Вечер для человечества – время привычного воссоединения семей, время усталых объятий и нефранцузских поцелуев; вечер – время тапочек. К вечеру наш биологический маятник зависает в своем крайнем положении, и поэтому мы не склонны к бурному проявлению чувств. Надо также принять во внимание, что человеческий век довольно продолжителен, и мы, как все долгоживущие существа, вялы по природе. Да просто большинству из нас не в новинку все эти ежевечерние встречи. Но Карл не человек, ему день, что мне десять, а десять дней – это вечность для любящего сердца. Едва лишь вставив ключ в замок, я уже слышу за дверью его прыжки и стенания. Что сейчас будет? О, это будет нешуточная схватка, и я буду побежден, смят, опрокинут на стул. Умри, гигиена! – лицо мое будет вылизано без пощады, со всей страстью: и в нос, и в губы, и в обе щеки… Да стой же ты, угомонись! Так я никогда не смогу тебя зауздать…

До ужина нам полагается сделать еще один небольшой набег на пустырь за сараями. Пересекая двор, ввечеру многолюдный, я беру Карла покороче. Он не любит толпу: вид неорганизованной публики будит в нем кровь его полицейских предков. Даже когда он под рябиной справляет нужду, шерсть на Карле стоит дыбом от шеи до хвоста. Он взглядывает на праздных человецей в упор, нехорошо, по-звериному, и издает угрожающее горловое клокотание.

– Ну-ну! – урезониваю я его. – Спокойней, дружище. Это ведь свой народ, наши соседи. А если они чересчур шумны на твой вкус, обратись лучше на себя: нет ли и за тобой каких-нибудь грехов?

Тем не менее рандеву со старым холодильником проходит без приключений. Карлов полигон, по счастью, свободен, и мой приятель, забыв обо всем, снова нарезает пустырь так и этак, сбивая пыльцу или просто пыль с растений, засовывая под кочки свой длинный нос и фыркая. Карл кипит нерастраченной силой, движения его полны мощи и спортивной грации. К его телесному совершенству не остается равнодушным даже пожилое вечернее солнце: увлекшись, оно глазурует золотом Карловы шоколадные стати.

Однако эта наша прогулка совсем непродолжительна и носит, так сказать, технический характер. У Карла еще будет возможность поработать ногами, но потом, потом… мы знаем, когда. Сейчас же мы возвращаемся домой, чтобы, наполнив желудки, провести вечер как полагается – в тихой заводи обывательского досуга. Газета обстоятельно перескажет мне вчерашние новости. Косноязыкое, задышливое от торопливости “ти-ви” отрыгнет последнюю, еще теплую порцию полупрожеванной информации. Жена это дело прокомментирует (она у меня женщина мыслящая, не в обиду остальным). Мы обсудим с ней политические события и особенно культурные, если таковые сегодня случились; поговорим и на другие темы. Позже я приготовлю нам чаю; мы станем пить его, кушать фрукты и смотреть кино. Если телевидение не припасло нам на вечер хорошего фильма – не беда: в доме у нас имеется собственная недурная фильмотека.
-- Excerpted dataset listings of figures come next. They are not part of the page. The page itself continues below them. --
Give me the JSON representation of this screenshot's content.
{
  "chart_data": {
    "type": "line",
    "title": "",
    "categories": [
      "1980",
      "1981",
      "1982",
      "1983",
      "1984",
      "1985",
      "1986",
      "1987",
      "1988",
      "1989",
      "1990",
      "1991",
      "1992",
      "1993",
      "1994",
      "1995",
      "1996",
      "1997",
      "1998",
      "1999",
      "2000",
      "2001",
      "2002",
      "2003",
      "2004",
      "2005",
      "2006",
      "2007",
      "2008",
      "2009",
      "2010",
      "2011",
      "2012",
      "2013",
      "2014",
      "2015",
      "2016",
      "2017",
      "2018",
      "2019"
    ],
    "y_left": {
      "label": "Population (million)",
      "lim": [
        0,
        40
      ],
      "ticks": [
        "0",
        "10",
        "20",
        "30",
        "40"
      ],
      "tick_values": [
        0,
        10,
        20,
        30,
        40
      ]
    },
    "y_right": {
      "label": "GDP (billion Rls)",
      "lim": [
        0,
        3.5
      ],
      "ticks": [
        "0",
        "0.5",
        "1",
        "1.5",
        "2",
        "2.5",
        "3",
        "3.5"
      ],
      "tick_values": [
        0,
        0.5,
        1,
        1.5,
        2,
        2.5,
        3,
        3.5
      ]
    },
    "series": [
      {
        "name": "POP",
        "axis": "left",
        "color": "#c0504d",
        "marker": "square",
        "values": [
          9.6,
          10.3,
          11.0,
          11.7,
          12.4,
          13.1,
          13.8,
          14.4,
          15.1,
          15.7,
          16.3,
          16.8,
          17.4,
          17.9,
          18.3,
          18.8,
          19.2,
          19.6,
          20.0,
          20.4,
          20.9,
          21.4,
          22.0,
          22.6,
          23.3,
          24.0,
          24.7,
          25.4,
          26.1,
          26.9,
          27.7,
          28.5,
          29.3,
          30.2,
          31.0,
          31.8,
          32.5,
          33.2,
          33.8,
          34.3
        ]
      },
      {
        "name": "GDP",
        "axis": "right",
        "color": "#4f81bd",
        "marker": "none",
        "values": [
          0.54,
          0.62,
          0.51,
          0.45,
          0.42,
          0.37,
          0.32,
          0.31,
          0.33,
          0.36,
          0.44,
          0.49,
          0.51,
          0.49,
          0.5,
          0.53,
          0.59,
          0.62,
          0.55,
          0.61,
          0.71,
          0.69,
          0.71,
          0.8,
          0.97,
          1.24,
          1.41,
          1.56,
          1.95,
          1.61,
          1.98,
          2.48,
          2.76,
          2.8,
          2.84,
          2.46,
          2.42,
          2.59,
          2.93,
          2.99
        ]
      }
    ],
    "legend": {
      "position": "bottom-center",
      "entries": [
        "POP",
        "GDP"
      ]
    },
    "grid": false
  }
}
Баба Шура искрестилась бы, увидя такую непристойную мизансцену. Я полуприлег перед экраном, вытянув ноги на банкетку; жена справа от меня расположилась в подушках. С ней вместе мы занимаем одну половину дивана, вторую же узурпировал Карл. Прежде чем лечь, он еще долго топтался, мял пружины, вздыхал и, только когда получил шлепок по тугому заду, обрушился на диван, простонав томным баритоном. Теперь он дремлет, голова его лежит у меня на животе, и я удивляюсь, отчего она такая тяжелая.

Небо за окнами изощряется в немыслимых оттенках – так меняет наряды и понапрасну тратится увядающая красавица. Ни к чему старания: вместо того чтобы любоваться закатными муарами, горожане вперились в телевизоры, в эти опаляющие, быть может, душу, но не греющие современные подобия каминов. И небо, словно простясь с надеждами, облекается в непроглядный траур: от крыши до крыши, от дома до дома – все затягивается крепом. Только уличные фонари остаются истекать неживым бледным светом да огоньки поздних авто пробегают и гаснут во тьме, как последние одинокие искры во прахе уже умершего костра. Так в городок приходит ночь, такой он ее видит своими мутными окнами сквозь слипающиеся шторы.

 

4

 

Метеоры то тут, то там словно скальпелем надрезают черную небесную шкуру, но она чудесным образом всякий раз регенерирует и остается цела – только по-прежнему поблескивает родимыми пятнами созвездий. Внизу, в чащобе парка, залегшего у подножия вселенной, царит кромешная тьма, однако мы с Карлом продвигаемся вполне уверенно в лабиринте спящих растений. Взрослые деревья, прислонясь друг к другу, опочили в тех позах, в каких застала их ночь; кусты, нежные плоды любви их, не просыпаясь, тянутся и гладят нас своими ветвями. В воздухе царит безветрие, и поэтому в парке очень тихо. Лишь по временам высоко в древесных кронах принимаются кричать и хлопать крыльями слепые птицы – это они пугаются собственных снов. Свет почти не нужен нам с Карлом, чтобы отыскивать гулкие от корневищ тропинки: ему помогают специальные палочки, содержащиеся в его глазных сетчатках, я же ориентируюсь по светлому пятну, разумно устроенному у моего лидера пониже купированного хвоста.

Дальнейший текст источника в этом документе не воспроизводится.